The Body Glove story is one of many for parent company Marquee Brands, which acquired the brand four years ago and only recently named former Gap brand chief Neil Fiske as CEO. With a 45-brand portfolio, the licensor is planning to double down on direct-to-consumer sales, particularly through investments in inventory management, technology and human capital, according to Maule, who also serves as senior vice president, sports and active brands at Marquee Brands.
“You have to be in inventory 365 days of the year,” Maule said. “With the seasonal business, it’s understanding how you need to slow those goods and manage cash.

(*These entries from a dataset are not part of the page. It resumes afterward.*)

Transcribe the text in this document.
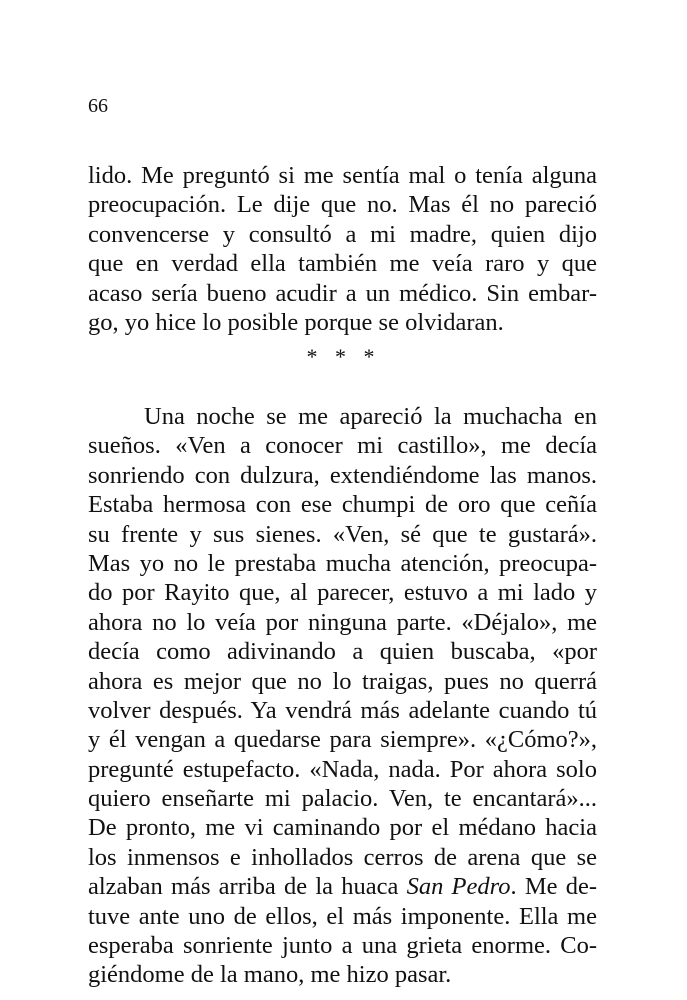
66
lido. Me preguntó si me sentía mal o tenía alguna
preocupación. Le dije que no. Mas él no pareció
convencerse y consultó a mi madre, quien dijo
que en verdad ella también me veía raro y que
acaso sería bueno acudir a un médico. Sin embar-
go, yo hice lo posible porque se olvidaran.
* * *
Una noche se me apareció la muchacha en
sueños. «Ven a conocer mi castillo», me decía
sonriendo con dulzura, extendiéndome las manos.
Estaba hermosa con ese chumpi de oro que ceñía
su frente y sus sienes. «Ven, sé que te gustará».
Mas yo no le prestaba mucha atención, preocupa-
do por Rayito que, al parecer, estuvo a mi lado y
ahora no lo veía por ninguna parte. «Déjalo», me
decía como adivinando a quien buscaba, «por
ahora es mejor que no lo traigas, pues no querrá
volver después. Ya vendrá más adelante cuando tú
y él vengan a quedarse para siempre». «¿Cómo?»,
pregunté estupefacto. «Nada, nada. Por ahora solo
quiero enseñarte mi palacio. Ven, te encantará»...
De pronto, me vi caminando por el médano hacia
los inmensos e inhollados cerros de arena que se
alzaban más arriba de la huaca San Pedro. Me de-
tuve ante uno de ellos, el más imponente. Ella me
esperaba sonriente junto a una grieta enorme. Co-
giéndome de la mano, me hizo pasar.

The main thing from our perspective is, what kind of support tools can we provide in terms of understanding weekly rate-of-sale numbers that we can provide to licensees based on our entire business.”
Maule touched on Marquee Brands’ recent Sur La Table acquisition, which he said will help to bring the company into the “Marquee 2.0” era. While the company traditionally acquired brands with the intent on changing them into a licensing model, Sur La Table is being handled differently. Marquee is looking into various ways to get Sur La Table’s current customers to shop for the company’s diverse portfolio brands.
“We’re able to take a brand that has an enormous database of customers, and we’re really thinking about how we harvest that consumer data, how we’re able to segment and capitalize on really speaking that shopper,” Maule said. “We really believe owning that customer data and speaking directly to the consumer is a big part of the future of our key brands, and it really was the catalyst to thinking differently about how we acquire companies both today and in the future.”